2 October 2023 · James Kopu

Formative Assessment as an AI Signal Layer

Formative assessment data — the small, frequent checks teachers run throughout a lesson — is the richest signal available to adaptive learning systems. Most EdTech products ignore it entirely.

There's a category of data in education that has been sitting in classrooms for decades, being generated constantly, and being almost entirely wasted by the software systems that schools use. That category is formative assessment data — the small, frequent checks that teachers run throughout a lesson to gauge whether students are with them. An exit ticket at the end of a period. A show-of-hands response to a worked example. A three-question diagnostic at the start of class. A running record taken during a guided reading session. These signals are pedagogically precious and technically almost useless inside most EdTech products, because most EdTech products were built to store and display summative assessment data — the grades, the NCEA credits, the end-of-unit scores that have to flow into student management systems and parent reports.

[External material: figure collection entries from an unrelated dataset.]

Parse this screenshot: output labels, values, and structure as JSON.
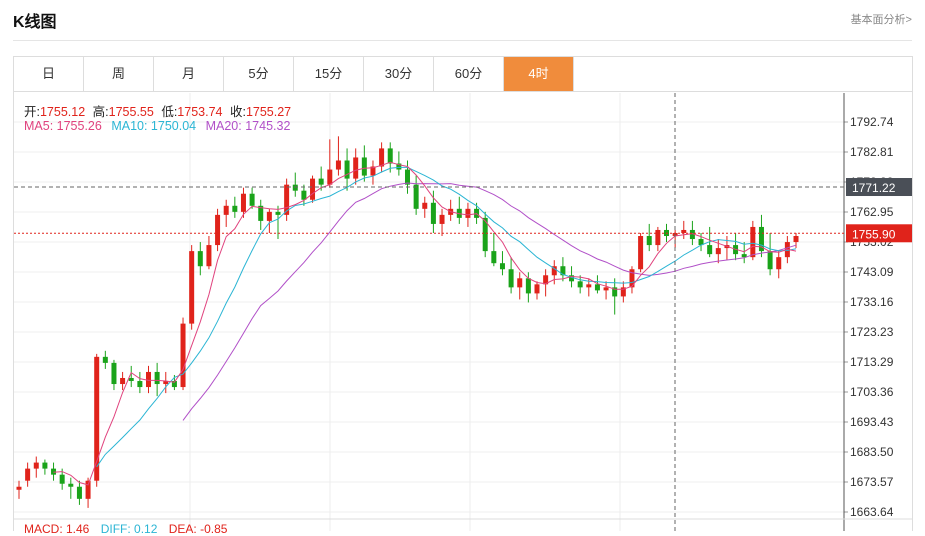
{
  "header": {
    "title": "K线图",
    "link": "基本面分析>"
  },
  "tabs": [
    {
      "label": "日",
      "active": false
    },
    {
      "label": "周",
      "active": false
    },
    {
      "label": "月",
      "active": false
    },
    {
      "label": "5分",
      "active": false
    },
    {
      "label": "15分",
      "active": false
    },
    {
      "label": "30分",
      "active": false
    },
    {
      "label": "60分",
      "active": false
    },
    {
      "label": "4时",
      "active": true
    }
  ],
  "ohlc": {
    "open_label": "开:",
    "open": "1755.12",
    "high_label": "高:",
    "high": "1755.55",
    "low_label": "低:",
    "low": "1753.74",
    "close_label": "收:",
    "close": "1755.27"
  },
  "ma": {
    "ma5": "MA5: 1755.26",
    "ma10": "MA10: 1750.04",
    "ma20": "MA20: 1745.32",
    "ma5_color": "#e0437e",
    "ma10_color": "#2bb5d4",
    "ma20_color": "#b150c8"
  },
  "macd": {
    "macd": "MACD: 1.46",
    "diff": "DIFF: 0.12",
    "dea": "DEA: -0.85"
  },
  "colors": {
    "up": "#e0231b",
    "down": "#1aa31a",
    "accent": "#f08c3c"
  },
  "chart_data": {
    "type": "candlestick",
    "y_ticks": [
      "1792.74",
      "1782.81",
      "1772.88",
      "1762.95",
      "1753.02",
      "1743.09",
      "1733.16",
      "1723.23",
      "1713.29",
      "1703.36",
      "1693.43",
      "1683.50",
      "1673.57",
      "1663.64"
    ],
    "ylim": [
      1663.64,
      1792.74
    ],
    "crosshair_label": "1771.22",
    "current_price_label": "1755.90",
    "candles": [
      [
        1671,
        1674,
        1668,
        1672
      ],
      [
        1674,
        1680,
        1672,
        1678
      ],
      [
        1678,
        1682,
        1675,
        1680
      ],
      [
        1680,
        1681,
        1676,
        1678
      ],
      [
        1678,
        1680,
        1674,
        1676
      ],
      [
        1676,
        1678,
        1671,
        1673
      ],
      [
        1673,
        1675,
        1668,
        1672
      ],
      [
        1672,
        1674,
        1666,
        1668
      ],
      [
        1668,
        1675,
        1665,
        1674
      ],
      [
        1674,
        1716,
        1672,
        1715
      ],
      [
        1715,
        1717,
        1711,
        1713
      ],
      [
        1713,
        1714,
        1704,
        1706
      ],
      [
        1706,
        1710,
        1704,
        1708
      ],
      [
        1708,
        1712,
        1705,
        1707
      ],
      [
        1707,
        1710,
        1703,
        1705
      ],
      [
        1705,
        1712,
        1703,
        1710
      ],
      [
        1710,
        1713,
        1702,
        1706
      ],
      [
        1706,
        1710,
        1703,
        1707
      ],
      [
        1707,
        1709,
        1704,
        1705
      ],
      [
        1705,
        1728,
        1704,
        1726
      ],
      [
        1726,
        1752,
        1724,
        1750
      ],
      [
        1750,
        1753,
        1742,
        1745
      ],
      [
        1745,
        1755,
        1744,
        1752
      ],
      [
        1752,
        1764,
        1750,
        1762
      ],
      [
        1762,
        1767,
        1758,
        1765
      ],
      [
        1765,
        1768,
        1761,
        1763
      ],
      [
        1763,
        1771,
        1761,
        1769
      ],
      [
        1769,
        1771,
        1764,
        1765
      ],
      [
        1765,
        1767,
        1757,
        1760
      ],
      [
        1760,
        1764,
        1756,
        1763
      ],
      [
        1763,
        1765,
        1754,
        1762
      ],
      [
        1762,
        1774,
        1760,
        1772
      ],
      [
        1772,
        1776,
        1768,
        1770
      ],
      [
        1770,
        1772,
        1765,
        1767
      ],
      [
        1767,
        1775,
        1766,
        1774
      ],
      [
        1774,
        1778,
        1770,
        1772
      ],
      [
        1772,
        1787,
        1771,
        1777
      ],
      [
        1777,
        1788,
        1775,
        1780
      ],
      [
        1780,
        1784,
        1770,
        1774
      ],
      [
        1774,
        1784,
        1772,
        1781
      ],
      [
        1781,
        1785,
        1773,
        1775
      ],
      [
        1775,
        1780,
        1772,
        1778
      ],
      [
        1778,
        1786,
        1776,
        1784
      ],
      [
        1784,
        1786,
        1776,
        1779
      ],
      [
        1779,
        1783,
        1775,
        1777
      ],
      [
        1777,
        1780,
        1769,
        1772
      ],
      [
        1772,
        1775,
        1762,
        1764
      ],
      [
        1764,
        1768,
        1761,
        1766
      ],
      [
        1766,
        1770,
        1756,
        1759
      ],
      [
        1759,
        1764,
        1755,
        1762
      ],
      [
        1762,
        1767,
        1760,
        1764
      ],
      [
        1764,
        1768,
        1759,
        1761
      ],
      [
        1761,
        1766,
        1758,
        1764
      ],
      [
        1764,
        1766,
        1759,
        1761
      ],
      [
        1761,
        1763,
        1748,
        1750
      ],
      [
        1750,
        1756,
        1745,
        1746
      ],
      [
        1746,
        1750,
        1742,
        1744
      ],
      [
        1744,
        1748,
        1736,
        1738
      ],
      [
        1738,
        1743,
        1734,
        1741
      ],
      [
        1741,
        1743,
        1733,
        1736
      ],
      [
        1736,
        1740,
        1734,
        1739
      ],
      [
        1739,
        1744,
        1735,
        1742
      ],
      [
        1742,
        1747,
        1739,
        1745
      ],
      [
        1745,
        1748,
        1740,
        1742
      ],
      [
        1742,
        1745,
        1738,
        1740
      ],
      [
        1740,
        1742,
        1736,
        1738
      ],
      [
        1738,
        1741,
        1735,
        1739
      ],
      [
        1739,
        1742,
        1736,
        1737
      ],
      [
        1737,
        1740,
        1734,
        1738
      ],
      [
        1738,
        1741,
        1729,
        1735
      ],
      [
        1735,
        1740,
        1733,
        1738
      ],
      [
        1738,
        1745,
        1736,
        1744
      ],
      [
        1744,
        1756,
        1743,
        1755
      ],
      [
        1755,
        1759,
        1750,
        1752
      ],
      [
        1752,
        1758,
        1750,
        1757
      ],
      [
        1757,
        1759,
        1753,
        1755
      ],
      [
        1755,
        1757,
        1751,
        1756
      ],
      [
        1756,
        1760,
        1754,
        1757
      ],
      [
        1757,
        1760,
        1752,
        1754
      ],
      [
        1754,
        1756,
        1750,
        1752
      ],
      [
        1752,
        1758,
        1748,
        1749
      ],
      [
        1749,
        1754,
        1746,
        1751
      ],
      [
        1751,
        1755,
        1747,
        1752
      ],
      [
        1752,
        1756,
        1747,
        1749
      ],
      [
        1749,
        1753,
        1746,
        1748
      ],
      [
        1748,
        1760,
        1747,
        1758
      ],
      [
        1758,
        1762,
        1748,
        1750
      ],
      [
        1750,
        1756,
        1742,
        1744
      ],
      [
        1744,
        1750,
        1741,
        1748
      ],
      [
        1748,
        1755,
        1746,
        1753
      ],
      [
        1753,
        1756,
        1751,
        1755
      ]
    ]
  }
}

The distinction matters for anyone building an adaptive learning system. Summative data tells you what a student knew at the end of a unit. Formative data tells you where comprehension broke down during instruction — which is an entirely different and more actionable signal. In a well-designed adaptive system using Item Response Theory, the formative signal drives the next instructional decision: whether to re-expose the student to the same concept with a different representation, or branch to a prerequisite skill, or advance to the next node in the curriculum graph. The problem is that IRT models need calibrated item banks — items whose difficulty parameters have been estimated across a sufficiently large student population. Most formative assessment instruments used by NZ and Australian teachers were not built with IRT calibration in mind; they were built for human-readable interpretability, which is a different design constraint. The AI opportunity here is in building the bridge: instrumentation that is humanly interpretable for teachers and machine-readable at the item level.

Consider what this looks like in practice. A Year 4 teacher in a Christchurch primary runs a guided reading group of six students using a running record protocol — noting every miscue, substitution, and self-correction as students read aloud from a levelled text. A skilled teacher can interpret a running record in real time, make instructional decisions within seconds, and update her mental model of each student's phonological awareness and reading fluency. But that interpretation lives in her head. It doesn't flow into the LMS. It doesn't update the adaptive path on the student's literacy app. It doesn't inform the classroom aide who works with the same students in the afternoon. The formative signal was generated, processed by an expert, and then lost to the system. Tools like Amira Learning are starting to address this — using speech-to-text and phoneme-level analysis to make the running record machine-readable without replacing the teacher's interpretive role. That's the right design pattern: instrument the signal, preserve the teacher's authority over its interpretation.

We're not suggesting that every formative assessment moment needs to be digitised. The overhead of instrumenting low-stakes classroom checks would destroy their pedagogical value — the power of an exit ticket is precisely that students and teachers treat it as low stakes. What we are arguing is that the class of formative signals that already involve some structured data output — running records, diagnostic assessments, spaced-repetition recall checks — are chronically under-exploited as inputs to adaptive systems. A student who fails a phoneme-segmentation diagnostic on Monday and then shows a self-correction pattern in Tuesday's running record is exhibiting a specific and identifiable pattern in the reading acquisition curve. That pattern should update the instructional model. At present, in most NZ primary classrooms using any combination of the available tools, it doesn't. The adaptive system and the formative assessment tool operate in separate silos, with a teacher's memory and professional judgment as the only integration layer.

The infrastructure investment thesis that flows from this is straightforward: the most valuable position in the EdTech stack is not the adaptive learning engine itself, but the assessment instrumentation layer that feeds it. An engine without signal is just a recommendation algorithm with no training data. The companies that figure out how to make the formative signal machine-readable — without increasing teacher burden — will have a defensible infrastructure position that every downstream adaptive product will need to integrate with. That's the assessment-as-API play, and it's the reason we think the assessment layer is the highest-value infrastructure bet in education technology right now.